Source: The New York Times

MITZPE DANNY, West Bank — One night in the fall of 1998, a self-professed “outpost entrepreneur” brought three trailers to a rugged hilltop in the Israeli-occupied West Bank and established his first pirate settlement.

Dozens of youthful supporters came to cheer on the entrepreneur, Shimon Riklin, whose wife, newborn and toddler joined him a few days later. A second family also moved in. To their initial surprise, nobody from the military or government came to remove them. “After six months,” Mr. Riklin said in a recent interview, “I understood it was a done deal.”

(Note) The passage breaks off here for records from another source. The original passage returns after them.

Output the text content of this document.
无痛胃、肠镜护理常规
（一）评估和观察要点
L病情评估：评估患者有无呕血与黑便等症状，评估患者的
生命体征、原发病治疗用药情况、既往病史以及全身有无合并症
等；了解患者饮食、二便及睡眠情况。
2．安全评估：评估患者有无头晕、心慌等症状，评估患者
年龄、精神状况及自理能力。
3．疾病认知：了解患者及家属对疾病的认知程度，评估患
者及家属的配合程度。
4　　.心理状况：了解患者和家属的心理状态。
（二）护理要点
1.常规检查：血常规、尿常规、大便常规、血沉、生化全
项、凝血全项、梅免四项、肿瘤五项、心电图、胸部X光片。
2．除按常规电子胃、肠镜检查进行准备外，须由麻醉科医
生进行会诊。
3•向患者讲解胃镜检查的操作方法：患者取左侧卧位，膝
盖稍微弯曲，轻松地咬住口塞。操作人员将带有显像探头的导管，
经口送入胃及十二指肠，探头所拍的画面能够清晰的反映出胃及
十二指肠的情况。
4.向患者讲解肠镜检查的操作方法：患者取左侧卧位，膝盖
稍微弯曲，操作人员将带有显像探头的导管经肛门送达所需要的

They named their outpost Mitzpe Danny, after a British immigrant stabbed to death by a Palestinian at the settlement across the highway, and went on over the next few months to help establish Mitzpe Hagit and then Neve Erez a short drive away. “I jumped from hill to hill,” Mr. Riklin said.

Today, more than 40 Orthodox Jewish families live in Mitzpe Danny, one of a string of outposts on a strategic ridge with breathtaking views southwest to Jerusalem’s Mount of Olives and east all the way to Jordan. They are part of an expansive network of about 100 outposts established mostly over the past two decades without government authorization.

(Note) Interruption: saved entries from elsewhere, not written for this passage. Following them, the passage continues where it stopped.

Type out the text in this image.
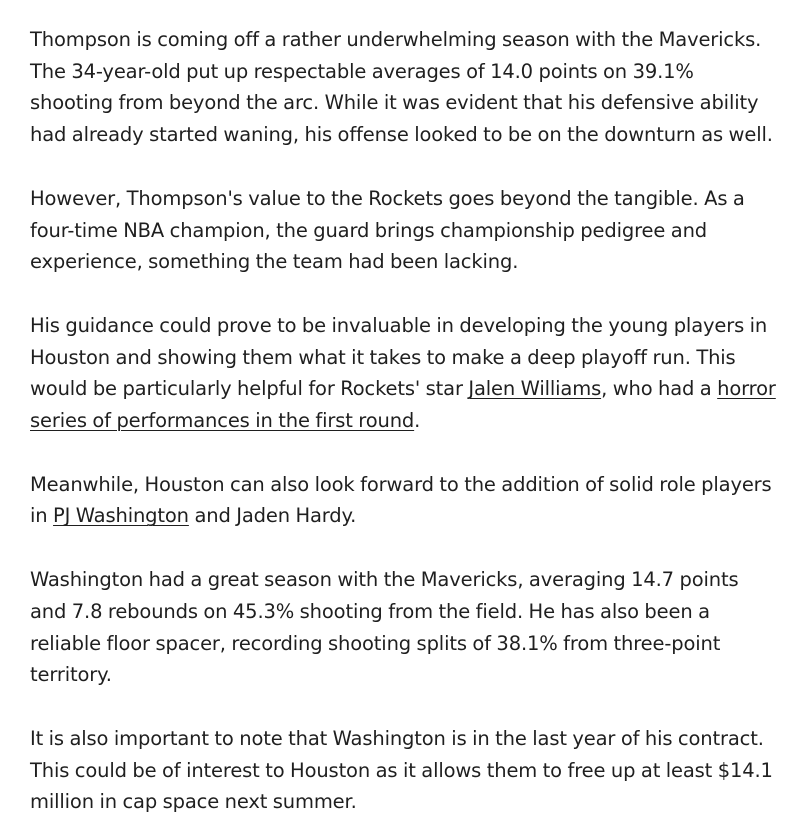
Thompson is coming off a rather underwhelming season with the Mavericks. The 34-year-old put up respectable averages of 14.0 points on 39.1% shooting from beyond the arc. While it was evident that his defensive ability had already started waning, his offense looked to be on the downturn as well.

However, Thompson's value to the Rockets goes beyond the tangible. As a four-time NBA champion, the guard brings championship pedigree and experience, something the team had been lacking.

His guidance could prove to be invaluable in developing the young players in Houston and showing them what it takes to make a deep playoff run. This would be particularly helpful for Rockets' star Jalen Williams, who had a horror series of performances in the first round.

Meanwhile, Houston can also look forward to the addition of solid role players in PJ Washington and Jaden Hardy.

Washington had a great season with the Mavericks, averaging 14.7 points and 7.8 rebounds on 45.3% shooting from the field. He has also been a reliable floor spacer, recording shooting splits of 38.1% from three-point territory.

It is also important to note that Washington is in the last year of his contract. This could be of interest to Houston as it allows them to free up at least $14.1 million in cap space next summer.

At least one-third of these have either been retroactively legalized or — like Mitzpe Danny — are on their way, in what anti-settlement groups that track the process see as a quiet but methodical effort by the government to change the map of the West Bank, now in its 50th year under Israeli occupation, by entrenching the outposts that spread like fingers across it.

With the Israeli-Palestinian peace process dormant and the international community increasingly suspicious of the right-wing Israeli government’s commitment to the eventual establishment of a Palestinian state, the outposts are being seized on as evidence that the conflict may be impossible to unwind. In its July report, the so-called Quartet of Middle Eastpeacemakers — made up of the United States, the European Union, the United Nations and Russia — listed it as a trend “imperiling the viability of the two-state solution.”

Prime Minister Benjamin Netanyahu, who was in his first term when Mitzpe Danny was founded, has since endorsed the idea of a Palestinian state alongside Israel, and said that his government would not build new settlements or expropriate land for existing ones. But Ziv Stahl, the research director at Yesh Din, one of the left-wing advocacy groups, said “they are authorizing them in disguise.”

Israel, Ms. Stahl said, has tried to avoid international censure by registering outposts like Mitzpe Danny as “neighborhoods” of established settlements, though some are far apart and function as separate communities.